O novilho chega para todos tomarem uma barrigada.
A mulher do irmão rico deu um estremeção
dentro da caixa, com raiva. Os rapazes calaram-se e disseram uns para os
outros:
— Estão ratos na caixa.
— Deixa-los, vamos nós comendo; a estas horas
a mulher de meu irmão está roendo as unhas de perra que ela é.
Nisto a comadre deu outro estremeção de
furiosa.
— A caixa está cheia de ratos, com certeza.
— Bota-se-lhe água a ferver.
— Mas por onde?
— Aqui está um buraco. Foi por onde eles
entraram.
Vão à panela da água para os pés e
despejaram-na para dentro da caixa. A comadre e tia, que estava dentro dela,
morreu sem tugir nem mugir.
O irmão rico estava com curiosidade de saber
da experiência e foi buscar a caixa; o irmão pobre entregou-lha logo. Pelo
caminho já lhe perguntava:
— Sempre foram eles que roubaram a carne?
Nada. Chegou a casa e quando abriu o caixão
deu com a mulher morta, e negra com as escaldaduras.
— Ai, que ela morreu excomungada! Foi castigo
de levantar esse aleive a meu irmão.
Tratou-se do enterro, e a mulher foi
depositada na igreja para se lhe fazerem os ofícios no outro dia. Disse então o
irmão pobre para a mulher:
— Se eu fosse de noite à igreja, tirava as
joias que a excomungada leva para a cova.
— Lá isso faz pena ver estragar dinheiro.
O homem lá se introduziu conforme pôde na
igreja, e fez uma trouxa de tudo o que pôde tirar à comadre excomungada. Não
contente pegou no corpo e foi encostá-lo no altar-mor com o missal aberto
diante. Quando o sacristão veio de manhã, ficou de queixo caído e correu a dar
parte ao pároco da freguesia. Este foi entender-se com o marido da defunta que
pagou bem os exorcismos, e o corpo enterrou-se logo depois de vestido e
enfeitado com mais joias. O compadre pobre lembrou-se de ir furtar tudo isto ao
cemitério. De noite, quando estava desenterrando a excomungada, ouviu vozes ao
pé do cemitério. Pôs-se a escutar, e pelo que pescou, viu que eram uns
estudantes que vinham de furtar um porco, e o tinham pousado em cima do muro do
cemitério. Diz agora um deles:
— Falta-me o relógio! E esta? vou por ele.

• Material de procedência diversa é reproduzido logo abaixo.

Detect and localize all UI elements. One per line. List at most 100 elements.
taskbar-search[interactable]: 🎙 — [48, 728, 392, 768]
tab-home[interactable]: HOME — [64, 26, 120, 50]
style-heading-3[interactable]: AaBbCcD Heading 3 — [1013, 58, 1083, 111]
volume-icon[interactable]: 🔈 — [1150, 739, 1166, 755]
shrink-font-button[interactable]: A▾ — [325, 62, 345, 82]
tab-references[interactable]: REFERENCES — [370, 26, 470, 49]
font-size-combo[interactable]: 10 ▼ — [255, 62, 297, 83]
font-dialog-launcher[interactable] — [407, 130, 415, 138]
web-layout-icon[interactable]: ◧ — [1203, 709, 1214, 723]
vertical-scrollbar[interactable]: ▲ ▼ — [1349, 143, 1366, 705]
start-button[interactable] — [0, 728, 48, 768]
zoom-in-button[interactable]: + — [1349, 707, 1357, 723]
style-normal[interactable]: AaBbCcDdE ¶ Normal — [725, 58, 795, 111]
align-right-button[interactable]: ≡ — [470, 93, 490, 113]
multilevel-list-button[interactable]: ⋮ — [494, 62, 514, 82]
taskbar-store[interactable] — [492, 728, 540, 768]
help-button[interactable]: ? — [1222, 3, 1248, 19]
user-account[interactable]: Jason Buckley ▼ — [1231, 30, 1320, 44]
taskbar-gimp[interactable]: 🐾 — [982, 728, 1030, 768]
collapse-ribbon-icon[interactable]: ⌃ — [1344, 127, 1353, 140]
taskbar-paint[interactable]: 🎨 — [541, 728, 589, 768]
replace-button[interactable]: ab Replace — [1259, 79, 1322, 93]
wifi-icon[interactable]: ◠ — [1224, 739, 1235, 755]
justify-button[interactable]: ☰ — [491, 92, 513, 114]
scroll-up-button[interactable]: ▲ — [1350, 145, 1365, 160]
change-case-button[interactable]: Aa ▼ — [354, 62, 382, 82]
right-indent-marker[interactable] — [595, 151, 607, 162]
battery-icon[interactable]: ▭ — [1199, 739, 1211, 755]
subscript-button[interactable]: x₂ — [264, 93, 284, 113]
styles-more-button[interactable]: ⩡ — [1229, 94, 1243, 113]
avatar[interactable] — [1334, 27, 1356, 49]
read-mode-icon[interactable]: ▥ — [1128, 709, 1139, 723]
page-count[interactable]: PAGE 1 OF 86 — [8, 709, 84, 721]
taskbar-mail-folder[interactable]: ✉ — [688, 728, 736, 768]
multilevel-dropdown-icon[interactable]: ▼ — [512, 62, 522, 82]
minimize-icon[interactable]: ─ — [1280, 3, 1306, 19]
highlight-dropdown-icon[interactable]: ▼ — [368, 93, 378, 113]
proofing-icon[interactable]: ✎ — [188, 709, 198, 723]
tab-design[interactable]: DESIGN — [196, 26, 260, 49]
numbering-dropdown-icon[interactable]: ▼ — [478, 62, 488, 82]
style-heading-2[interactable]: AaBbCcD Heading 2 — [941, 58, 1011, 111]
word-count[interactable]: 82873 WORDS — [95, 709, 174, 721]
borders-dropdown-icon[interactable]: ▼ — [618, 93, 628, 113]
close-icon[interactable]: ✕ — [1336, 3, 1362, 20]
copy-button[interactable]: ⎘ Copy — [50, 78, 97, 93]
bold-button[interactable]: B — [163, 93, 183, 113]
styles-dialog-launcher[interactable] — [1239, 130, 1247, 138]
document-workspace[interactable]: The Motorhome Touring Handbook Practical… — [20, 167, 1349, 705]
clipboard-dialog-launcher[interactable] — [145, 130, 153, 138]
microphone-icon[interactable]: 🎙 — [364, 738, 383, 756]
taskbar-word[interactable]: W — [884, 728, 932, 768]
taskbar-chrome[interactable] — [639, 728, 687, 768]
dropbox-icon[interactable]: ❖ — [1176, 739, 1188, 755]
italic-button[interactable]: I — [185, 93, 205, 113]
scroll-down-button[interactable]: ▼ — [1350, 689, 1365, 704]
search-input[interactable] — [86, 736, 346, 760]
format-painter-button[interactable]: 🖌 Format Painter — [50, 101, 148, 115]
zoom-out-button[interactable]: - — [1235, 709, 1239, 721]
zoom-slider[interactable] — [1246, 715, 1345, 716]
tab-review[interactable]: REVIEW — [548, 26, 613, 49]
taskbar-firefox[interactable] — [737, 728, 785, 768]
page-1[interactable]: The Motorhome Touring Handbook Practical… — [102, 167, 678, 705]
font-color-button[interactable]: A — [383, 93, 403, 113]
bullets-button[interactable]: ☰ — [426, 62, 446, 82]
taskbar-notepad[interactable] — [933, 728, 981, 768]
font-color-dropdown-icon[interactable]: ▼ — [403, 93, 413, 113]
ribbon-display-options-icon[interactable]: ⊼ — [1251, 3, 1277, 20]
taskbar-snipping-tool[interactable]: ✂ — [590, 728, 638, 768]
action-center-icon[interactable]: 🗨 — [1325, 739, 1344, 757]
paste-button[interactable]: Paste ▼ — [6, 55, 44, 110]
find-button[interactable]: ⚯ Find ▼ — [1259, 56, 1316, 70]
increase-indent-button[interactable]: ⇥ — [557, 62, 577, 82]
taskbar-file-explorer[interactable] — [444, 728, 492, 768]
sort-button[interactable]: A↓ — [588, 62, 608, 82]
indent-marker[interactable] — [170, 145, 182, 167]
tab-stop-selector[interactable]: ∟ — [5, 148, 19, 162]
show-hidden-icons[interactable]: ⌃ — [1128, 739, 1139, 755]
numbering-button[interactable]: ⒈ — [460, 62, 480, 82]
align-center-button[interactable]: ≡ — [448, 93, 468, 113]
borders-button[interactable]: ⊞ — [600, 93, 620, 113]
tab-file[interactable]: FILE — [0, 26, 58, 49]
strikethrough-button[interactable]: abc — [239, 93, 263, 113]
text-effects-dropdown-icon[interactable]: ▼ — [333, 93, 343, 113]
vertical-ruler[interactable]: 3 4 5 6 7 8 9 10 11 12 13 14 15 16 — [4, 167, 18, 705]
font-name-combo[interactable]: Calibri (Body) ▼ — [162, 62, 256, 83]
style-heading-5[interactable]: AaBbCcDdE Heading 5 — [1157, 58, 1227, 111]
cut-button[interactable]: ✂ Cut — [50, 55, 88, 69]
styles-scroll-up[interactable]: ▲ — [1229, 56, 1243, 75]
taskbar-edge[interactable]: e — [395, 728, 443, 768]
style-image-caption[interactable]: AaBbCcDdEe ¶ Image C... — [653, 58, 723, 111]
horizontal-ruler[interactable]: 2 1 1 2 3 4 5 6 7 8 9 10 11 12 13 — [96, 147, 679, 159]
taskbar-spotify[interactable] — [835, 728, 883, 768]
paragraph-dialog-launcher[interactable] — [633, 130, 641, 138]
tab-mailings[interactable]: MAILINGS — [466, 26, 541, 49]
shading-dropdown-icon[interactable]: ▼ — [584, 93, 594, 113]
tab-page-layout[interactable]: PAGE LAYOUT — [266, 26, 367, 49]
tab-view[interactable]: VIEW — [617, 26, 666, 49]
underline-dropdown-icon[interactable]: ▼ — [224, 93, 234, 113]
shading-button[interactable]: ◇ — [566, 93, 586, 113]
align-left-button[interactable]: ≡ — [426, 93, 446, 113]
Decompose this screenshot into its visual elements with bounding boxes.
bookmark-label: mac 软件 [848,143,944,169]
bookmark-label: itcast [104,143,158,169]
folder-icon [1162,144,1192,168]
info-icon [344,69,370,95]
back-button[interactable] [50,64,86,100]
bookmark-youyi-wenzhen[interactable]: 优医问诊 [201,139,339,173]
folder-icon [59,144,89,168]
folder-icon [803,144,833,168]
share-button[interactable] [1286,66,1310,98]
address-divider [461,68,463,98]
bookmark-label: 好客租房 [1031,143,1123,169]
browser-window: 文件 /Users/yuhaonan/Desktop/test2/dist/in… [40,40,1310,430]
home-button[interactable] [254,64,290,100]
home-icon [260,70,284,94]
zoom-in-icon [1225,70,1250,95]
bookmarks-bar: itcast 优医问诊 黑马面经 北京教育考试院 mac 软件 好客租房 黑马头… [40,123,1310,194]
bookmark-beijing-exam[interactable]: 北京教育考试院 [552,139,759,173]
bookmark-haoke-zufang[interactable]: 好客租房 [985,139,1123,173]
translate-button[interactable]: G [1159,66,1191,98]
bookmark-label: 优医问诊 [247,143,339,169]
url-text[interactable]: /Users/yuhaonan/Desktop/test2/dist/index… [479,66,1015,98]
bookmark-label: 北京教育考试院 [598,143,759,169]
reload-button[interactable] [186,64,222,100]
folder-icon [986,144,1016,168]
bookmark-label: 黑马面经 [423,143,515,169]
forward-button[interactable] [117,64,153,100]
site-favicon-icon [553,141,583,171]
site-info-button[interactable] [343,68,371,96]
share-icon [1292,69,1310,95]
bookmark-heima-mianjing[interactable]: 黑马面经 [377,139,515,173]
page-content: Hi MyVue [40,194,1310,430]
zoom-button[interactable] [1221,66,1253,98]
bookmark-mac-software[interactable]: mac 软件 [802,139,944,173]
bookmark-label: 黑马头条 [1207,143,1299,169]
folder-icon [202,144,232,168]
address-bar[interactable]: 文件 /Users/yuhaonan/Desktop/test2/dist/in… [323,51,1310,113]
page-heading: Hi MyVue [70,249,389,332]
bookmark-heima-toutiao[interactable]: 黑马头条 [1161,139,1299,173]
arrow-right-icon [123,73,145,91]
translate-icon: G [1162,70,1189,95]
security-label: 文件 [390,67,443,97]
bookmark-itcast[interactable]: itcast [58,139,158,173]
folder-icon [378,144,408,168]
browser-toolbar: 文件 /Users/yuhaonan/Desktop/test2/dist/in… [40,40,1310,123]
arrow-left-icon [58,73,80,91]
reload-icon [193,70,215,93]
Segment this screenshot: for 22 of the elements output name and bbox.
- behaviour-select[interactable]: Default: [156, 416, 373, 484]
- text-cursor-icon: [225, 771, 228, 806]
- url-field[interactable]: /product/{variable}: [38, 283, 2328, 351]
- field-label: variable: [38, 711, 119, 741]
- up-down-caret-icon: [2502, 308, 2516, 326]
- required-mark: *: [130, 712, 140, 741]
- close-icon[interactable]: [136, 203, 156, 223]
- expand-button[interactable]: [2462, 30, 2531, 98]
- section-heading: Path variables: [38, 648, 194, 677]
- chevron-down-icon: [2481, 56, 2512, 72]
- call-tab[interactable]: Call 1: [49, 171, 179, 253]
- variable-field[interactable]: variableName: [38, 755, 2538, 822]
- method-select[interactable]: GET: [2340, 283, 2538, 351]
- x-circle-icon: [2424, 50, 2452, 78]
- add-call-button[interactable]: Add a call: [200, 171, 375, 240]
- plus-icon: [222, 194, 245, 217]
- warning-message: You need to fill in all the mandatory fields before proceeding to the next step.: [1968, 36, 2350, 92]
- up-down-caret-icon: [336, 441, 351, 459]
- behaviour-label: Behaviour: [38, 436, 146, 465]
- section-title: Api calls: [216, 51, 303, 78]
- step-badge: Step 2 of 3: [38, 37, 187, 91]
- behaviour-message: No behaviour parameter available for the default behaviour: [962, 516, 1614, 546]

— Eu vou contigo. Não há perigo que ninguém
nos venha aqui tirar o porco.
O pobre assim que não sentiu ninguém foi ao
lugar onde pousaram o porco, e tirou-o de dentro de um saco, onde estava, meteu
dentro a excomungada, deixou-a ficar e safou-se com o porco para casa. Quando
os estudantes vieram, pegaram no saco, e foram ter a casa de uma taberneira
para lhes arranjar uma ceia; vão para abrir o saco e dão com a mulher morta. A
estalajadeira berrou logo:
— Ai, que ela é a excomungada!
— E agora? como nos havemos de livrar desta?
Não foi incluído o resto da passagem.